Mesmo depois do caso desvendado, o que invalidou a sentença (e mais não digo, para não ser acusado pelo colega de redação, o Thiago, de “dar um spoiler” – termo na moda para designar a atitude estraga-prazer quando alguém conta o final de um filme), Fairstein a mais voraz – na busca por notoriedade, lixando-se para a justiça ou as consequências de sua insana perseguição – e que comandou a equipe de detetives brancos que atuou na pressão extrema para extrair as confissões dos garotos, continua, segundo artigo de Kate Storey para a revista Esquire, a dizer que eles são culpados e que o seriado é uma “cesta de mentiras”.
DuVernay, diretora do seriado, afirma que procurou Fairstein para que ela desse sua versão sobre os acontecimentos, mas a ex-promotora lhe disse que só falaria depois que pudesse ver o roteiro e tê-lo aprovado por seu advogado, o que a diretora do filme obviamente recusou.
Apesar da insistência de Fairstein de que foi injustamente retratada, inúmeras pessoas acham o contrário, em particular os Cinco do Central Park, como passaram a ser denominados e que são unânimes em dizer que ela e Lederer foram as causadoras de sua desgraça. Um deles, Raymond Santana, que não é negro e sim de origem portorriquenha, destaca que quando a promotoria descobriu que os testes de DNA, não revelavam nenhuma correspondência entre qualquer deles e o estupro, “era sua chance de recuar e dizer ‘deixem-me reavaliar, há algo de errado aqui’”, mas ela “deixou escapar a oportunidade de realmente fazer o certo e manteve a pressão na mesma direção”.
Antes da renúncia da procuradora Lederer, 10.000 pessoas assinaram uma petição ao reitor da Universidade de Colúmbia pedindo seu afastamento. Dias antes da renúncia, também se manifestaram contra a continuidade da ex-promotora como professora, os integrantes da Associação de Estudantes Negros de Direito (a Black Law Students Association), que acrescentaram o pedido de que no currículo da Faculdade de Direito sejam incluídos ensinamentos contra o racismo.
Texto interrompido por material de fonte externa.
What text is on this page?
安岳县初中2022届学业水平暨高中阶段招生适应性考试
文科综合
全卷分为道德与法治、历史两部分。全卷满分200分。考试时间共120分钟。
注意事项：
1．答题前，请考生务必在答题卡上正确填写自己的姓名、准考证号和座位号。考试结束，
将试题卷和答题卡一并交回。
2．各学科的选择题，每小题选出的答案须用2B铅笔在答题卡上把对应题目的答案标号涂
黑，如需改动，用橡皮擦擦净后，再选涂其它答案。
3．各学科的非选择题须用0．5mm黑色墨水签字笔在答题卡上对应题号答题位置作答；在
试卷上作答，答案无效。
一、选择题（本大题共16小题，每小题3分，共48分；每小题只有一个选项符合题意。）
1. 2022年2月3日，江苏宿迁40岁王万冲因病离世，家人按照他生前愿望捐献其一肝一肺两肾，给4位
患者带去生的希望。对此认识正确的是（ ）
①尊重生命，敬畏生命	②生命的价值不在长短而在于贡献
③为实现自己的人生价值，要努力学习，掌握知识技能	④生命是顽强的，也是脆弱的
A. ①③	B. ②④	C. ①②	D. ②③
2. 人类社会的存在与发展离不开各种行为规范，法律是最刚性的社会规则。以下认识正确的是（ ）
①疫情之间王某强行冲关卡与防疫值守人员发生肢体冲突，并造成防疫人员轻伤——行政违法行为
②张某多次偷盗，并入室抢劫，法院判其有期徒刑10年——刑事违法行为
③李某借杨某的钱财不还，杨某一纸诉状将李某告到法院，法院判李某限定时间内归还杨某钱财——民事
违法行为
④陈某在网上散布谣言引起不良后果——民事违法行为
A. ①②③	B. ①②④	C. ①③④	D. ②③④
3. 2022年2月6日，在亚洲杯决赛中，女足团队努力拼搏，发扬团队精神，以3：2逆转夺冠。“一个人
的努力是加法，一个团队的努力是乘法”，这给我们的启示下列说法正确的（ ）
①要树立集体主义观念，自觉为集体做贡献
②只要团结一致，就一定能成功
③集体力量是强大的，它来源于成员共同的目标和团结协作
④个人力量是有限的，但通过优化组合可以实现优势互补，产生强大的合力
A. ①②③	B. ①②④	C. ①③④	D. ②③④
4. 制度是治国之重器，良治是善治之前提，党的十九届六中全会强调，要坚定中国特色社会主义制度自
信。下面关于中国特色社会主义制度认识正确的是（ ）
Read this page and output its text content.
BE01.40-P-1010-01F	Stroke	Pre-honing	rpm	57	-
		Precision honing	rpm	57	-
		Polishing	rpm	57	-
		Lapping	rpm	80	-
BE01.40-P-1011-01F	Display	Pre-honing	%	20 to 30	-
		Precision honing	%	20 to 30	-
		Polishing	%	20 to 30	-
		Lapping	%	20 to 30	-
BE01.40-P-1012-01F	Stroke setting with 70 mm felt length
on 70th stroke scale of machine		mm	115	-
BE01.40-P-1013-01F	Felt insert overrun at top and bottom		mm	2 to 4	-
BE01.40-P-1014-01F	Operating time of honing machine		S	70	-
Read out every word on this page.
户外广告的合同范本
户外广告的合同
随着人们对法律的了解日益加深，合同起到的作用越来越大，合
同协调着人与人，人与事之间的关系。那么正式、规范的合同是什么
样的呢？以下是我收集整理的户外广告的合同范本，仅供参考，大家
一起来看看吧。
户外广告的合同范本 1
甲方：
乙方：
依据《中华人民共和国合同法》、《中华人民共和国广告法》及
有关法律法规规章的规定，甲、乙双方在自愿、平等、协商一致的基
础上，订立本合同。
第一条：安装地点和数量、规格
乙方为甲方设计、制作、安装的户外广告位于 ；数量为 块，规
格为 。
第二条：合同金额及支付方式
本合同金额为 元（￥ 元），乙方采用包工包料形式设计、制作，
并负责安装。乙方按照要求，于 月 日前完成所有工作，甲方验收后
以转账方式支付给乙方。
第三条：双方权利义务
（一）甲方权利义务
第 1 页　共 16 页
O reitor da Universidade de Colúmbia, Gillian Lester, declarou que o seriado “reascendeu uma dolorosa – e vital – conversação nacional sobre raça, identidade e justiça criminal”. Em sua mensagem o reitor acrescenta parte da carta de renúncia de Lederer, na qual ela, pelo menos parcialmente, reconhece a comoção que sua ação acabou criando ao declarar que “dada a natureza da publicidade gerada pelo retrato trazido pela Netflix sobre o caso do Central Park, é melhor para mim não renovar a minha solicitação de inscrição enquanto professora”.
Aliás, a procuradora Lederer, em um dado momento das investigações, especialmente sobre a inconsistência de qualquer relação entre o DNA do sêmen encontrado em uma meia no local do crime e o de qualquer dos acusados, chegou a pedir a Fairstein que desista da acusação, mas foi repreendida acaloradamente por Fairstein que, como mostra o filme, insiste em que uma “oportunidade” em que todo o país as estava acompanhando não devia ser perdida. Envolvida pela expressa ganância de Fairstein e pela sua própria e, ainda, colocando seu personalismo acima das noções mais elementares de justiça, Lederer vai adiante e prossegue com o caso mesmo com clara noção da ausência de elementos probatórios em mãos da promotoria.
Já Fairstein, mesmo depois da comprovada inocência dos acusados e de sua reparação, insiste na culpa dos cinco vilipendiados pela (in)Justiça norte-americana, sem achar necessária qualquer comprovação adicional, apenas sua augusta palavra. 120.000 já assinaram uma petição a ser enviada para as editoras, livrarias e distribuidoras no sentido de boicotarem os seus romances. A petição pede ainda que ambas sejam levadas a julgamento pela infâmia que cometeram.
Quanto às consequências, leves, se comparadas ao mal que perpetraram em busca de notoriedade e imbuídas de racismo, demonstram que Ava DuVernay, com seu filme, uma série em quatro capítulos, não apenas resgatou essa dolorosa via imposta aos cinco adolescentes e a seus familiares, mas ajudou a que a justiça, ainda que tardia, não seja inexistente, mesmo no corrompido, falho e parcial sistema norte-americano.